I’ve never felt surprised by pricing. Cost has been surprising, but that happens when usage is surprising in my experience.
They absolutely could to you a base price on the ec2 setup page, but they don't. And I have been absolutely surprised by pricing. Services that do almost nothing could cost more than your ec2.
I've been working with AWS for nearly 10 years. Many people I know, both small and large, just don't even use the console. If I need to figure out how much a project costs I use the AWS pricing calculator. Having an ec2 pricing on the pricing page is meaningless once you spend any meaningful amount of time in AWS. Once you add discounts and reserved instances, that number is going to be inaccurate anyways.
If you just need a VPS provider, there are better, less complex options.
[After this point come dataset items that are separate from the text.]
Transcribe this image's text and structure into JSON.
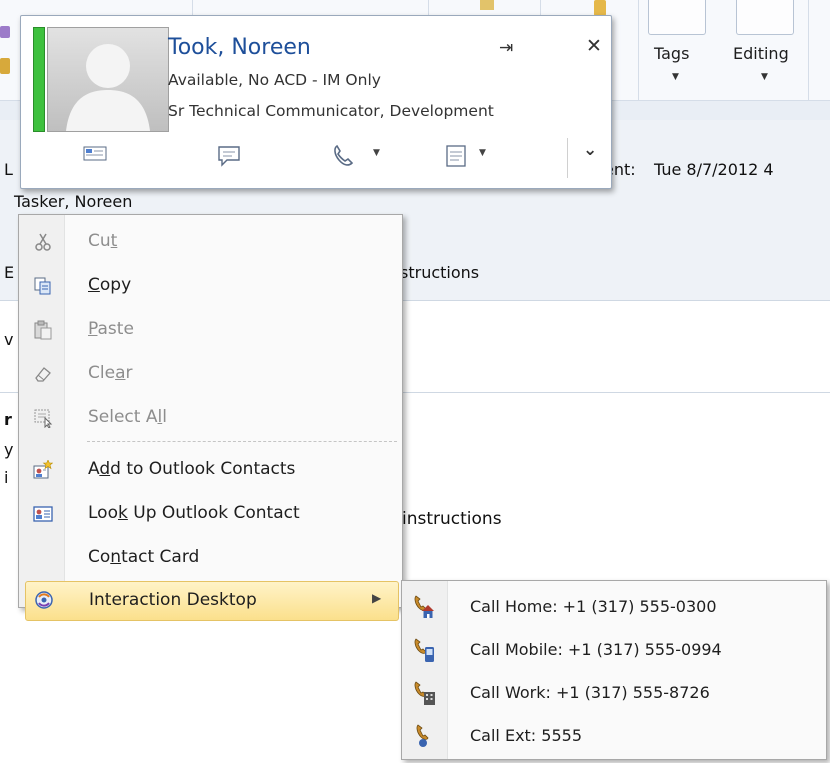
{
  "ribbon": {
    "tags_label": "Tags",
    "editing_label": "Editing"
  },
  "message": {
    "sent_label": "ent:",
    "sent_value": "Tue 8/7/2012 4",
    "to_value": "Tasker, Noreen",
    "fragment_1": "structions",
    "fragment_2": "instructions",
    "left_chars": [
      "L",
      "E",
      "v",
      "r",
      "y",
      "i"
    ]
  },
  "contact_card": {
    "name": "Took, Noreen",
    "status": "Available, No ACD - IM Only",
    "title": "Sr Technical Communicator, Development",
    "presence_color": "#3ec13e",
    "actions": [
      "email-icon",
      "im-icon",
      "phone-icon",
      "schedule-icon",
      "expand-chevron-icon"
    ]
  },
  "context_menu": {
    "items": [
      {
        "label_pre": "Cu",
        "label_u": "t",
        "label_post": "",
        "icon": "scissors-icon",
        "enabled": false
      },
      {
        "label_pre": "",
        "label_u": "C",
        "label_post": "opy",
        "icon": "copy-icon",
        "enabled": true
      },
      {
        "label_pre": "",
        "label_u": "P",
        "label_post": "aste",
        "icon": "paste-icon",
        "enabled": false
      },
      {
        "label_pre": "Cle",
        "label_u": "a",
        "label_post": "r",
        "icon": "eraser-icon",
        "enabled": false
      },
      {
        "label_pre": "Select A",
        "label_u": "l",
        "label_post": "l",
        "icon": "select-all-icon",
        "enabled": false
      },
      {
        "label_pre": "A",
        "label_u": "d",
        "label_post": "d to Outlook Contacts",
        "icon": "add-contact-icon",
        "enabled": true
      },
      {
        "label_pre": "Loo",
        "label_u": "k",
        "label_post": " Up Outlook Contact",
        "icon": "contact-card-icon",
        "enabled": true
      },
      {
        "label_pre": "Co",
        "label_u": "n",
        "label_post": "tact Card",
        "icon": "",
        "enabled": true
      },
      {
        "label_pre": "Interaction Desktop",
        "label_u": "",
        "label_post": "",
        "icon": "interaction-desktop-icon",
        "enabled": true,
        "highlighted": true
      }
    ]
  },
  "submenu": {
    "items": [
      {
        "label": "Call Home: +1 (317) 555-0300",
        "icon": "call-home-icon"
      },
      {
        "label": "Call Mobile: +1 (317) 555-0994",
        "icon": "call-mobile-icon"
      },
      {
        "label": "Call Work: +1 (317) 555-8726",
        "icon": "call-work-icon"
      },
      {
        "label": "Call Ext: 5555",
        "icon": "call-ext-icon"
      }
    ]
  }
}
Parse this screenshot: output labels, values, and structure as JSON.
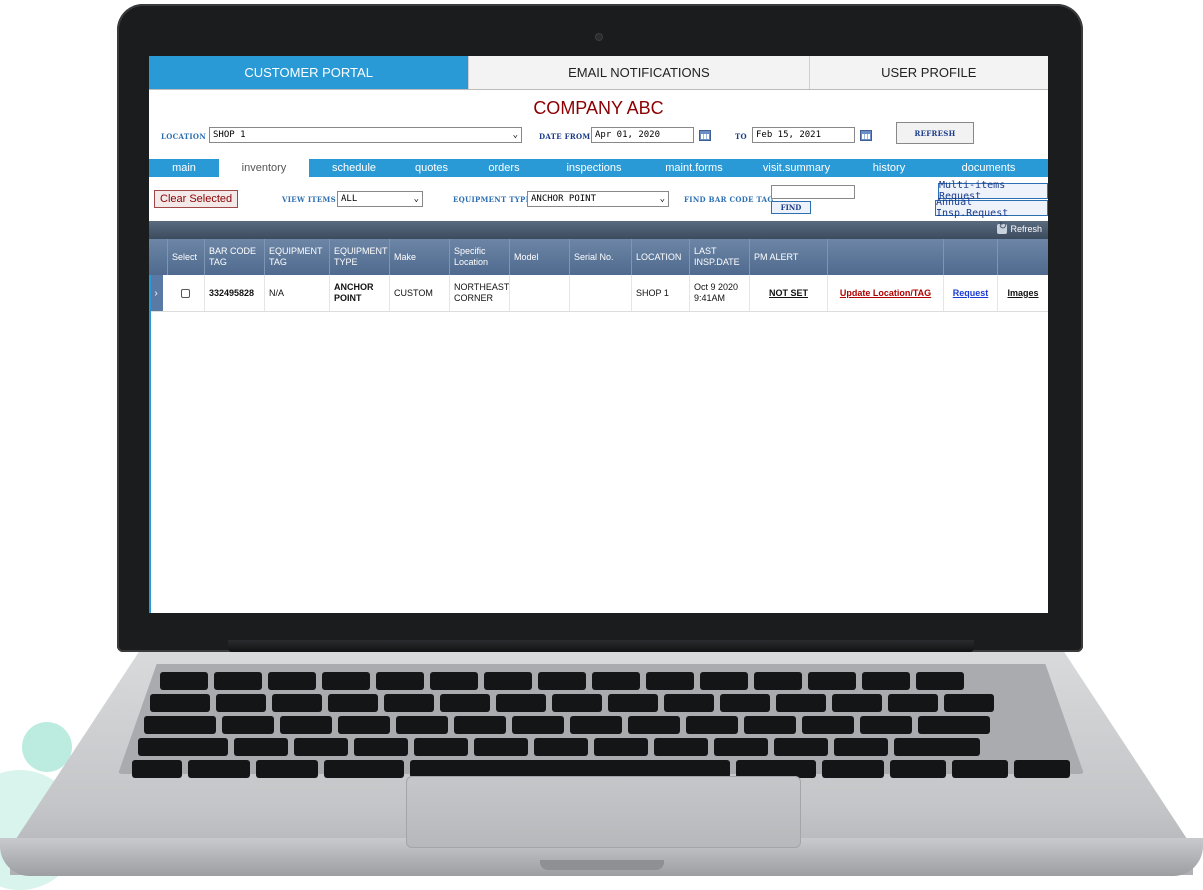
{
  "top_nav": {
    "tabs": [
      "CUSTOMER PORTAL",
      "EMAIL NOTIFICATIONS",
      "USER PROFILE"
    ],
    "active": "CUSTOMER PORTAL"
  },
  "company_name": "COMPANY ABC",
  "filters": {
    "location_label": "LOCATION",
    "location_value": "SHOP 1",
    "date_from_label": "DATE FROM",
    "date_from_value": "Apr 01, 2020",
    "to_label": "TO",
    "to_value": "Feb 15, 2021",
    "refresh_label": "REFRESH"
  },
  "sub_nav": {
    "tabs": [
      "main",
      "inventory",
      "schedule",
      "quotes",
      "orders",
      "inspections",
      "maint.forms",
      "visit.summary",
      "history",
      "documents"
    ],
    "active": "inventory"
  },
  "toolbar": {
    "clear_selected_label": "Clear Selected",
    "view_items_label": "VIEW ITEMS",
    "view_items_value": "ALL",
    "equipment_type_label": "EQUIPMENT TYPE",
    "equipment_type_value": "ANCHOR POINT",
    "find_bar_code_label": "FIND BAR CODE TAG",
    "find_bar_code_value": "",
    "find_label": "FIND",
    "multi_items_request_label": "Multi-items Request",
    "annual_insp_request_label": "Annual Insp.Request"
  },
  "grid": {
    "refresh_label": "Refresh",
    "columns": [
      "Select",
      "BAR CODE TAG",
      "EQUIPMENT TAG",
      "EQUIPMENT TYPE",
      "Make",
      "Specific Location",
      "Model",
      "Serial No.",
      "LOCATION",
      "LAST INSP.DATE",
      "PM ALERT"
    ],
    "rows": [
      {
        "bar_code_tag": "332495828",
        "equipment_tag": "N/A",
        "equipment_type": "ANCHOR POINT",
        "make": "CUSTOM",
        "specific_location": "NORTHEAST CORNER",
        "model": "",
        "serial_no": "",
        "location": "SHOP 1",
        "last_insp_date": "Oct 9 2020 9:41AM",
        "pm_alert": "NOT SET",
        "update_link": "Update Location/TAG",
        "request_link": "Request",
        "images_link": "Images"
      }
    ]
  },
  "colors": {
    "accent_blue": "#2a9ad6",
    "company_red": "#8b0000",
    "grid_header": "#5a7aa6"
  }
}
I find these complaints kind of like stepping into an F1 car and complaining that the F1 car is deceiving you because theres no fuel gauge.
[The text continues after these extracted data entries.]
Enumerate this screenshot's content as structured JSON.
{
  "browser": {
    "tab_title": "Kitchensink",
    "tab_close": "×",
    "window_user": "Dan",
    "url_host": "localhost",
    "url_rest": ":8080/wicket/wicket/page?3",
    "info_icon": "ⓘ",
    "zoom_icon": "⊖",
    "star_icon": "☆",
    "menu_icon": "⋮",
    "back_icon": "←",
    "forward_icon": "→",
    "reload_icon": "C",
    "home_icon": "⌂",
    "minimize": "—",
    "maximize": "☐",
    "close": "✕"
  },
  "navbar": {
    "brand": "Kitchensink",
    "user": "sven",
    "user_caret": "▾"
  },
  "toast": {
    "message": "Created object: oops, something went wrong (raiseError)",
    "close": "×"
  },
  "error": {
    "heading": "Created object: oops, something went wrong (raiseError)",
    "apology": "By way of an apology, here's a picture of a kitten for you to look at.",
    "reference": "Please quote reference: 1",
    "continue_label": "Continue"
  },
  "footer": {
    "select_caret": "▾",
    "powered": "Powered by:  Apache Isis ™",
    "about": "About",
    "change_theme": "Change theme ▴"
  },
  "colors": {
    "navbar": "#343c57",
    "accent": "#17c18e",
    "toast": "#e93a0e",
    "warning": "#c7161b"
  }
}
> If you just need a VPS provider, there are better, less complex options. I find these complaints kind of like stepping into an F1 car and complaining that the F1 car is deceiving you because theres no fuel gauge
That's fine if you feel that way. The article and following discussion is clearly about the smaller audience, and I think you're underestimating how far up these little problems stack and scale. If a couple grand is a rounding error to you, that's great. Most businesses fall firmly in the place where that would be a problem.
I think there is a value add for large companies on AWS, but for smaller ones, I don't particularly feel like AWS is an F1 car, more like a self driving Tesla that locks you inside when it's on fire. And I find the cavalier attitude that these companies aren't important enough to add the distinction to be exhausting. AWS is being pushed on everyone.
The complexity of AWS is because a service like AWS is complex. Neither Azure or GCP has any less complexity. DigitalOcean offers way less services and as a result is way less complex.
>And I find the cavalier attitude that these companies aren't important enough to add the distinction to be exhausting
They aren't important in the same way a F1 car doesn't think families are important enough to add a back row seat. No company is going to have fidelity to serve a perfect product to every market. The frustration comes from the misplaced belief that a product should serve every kind of user in the market.
For instance, I don't see any pricing information when setting up an FSx filesystem, even for the size you setup. And there's definitely nothing saying backups will cost you more than storage (even though they are incremental?)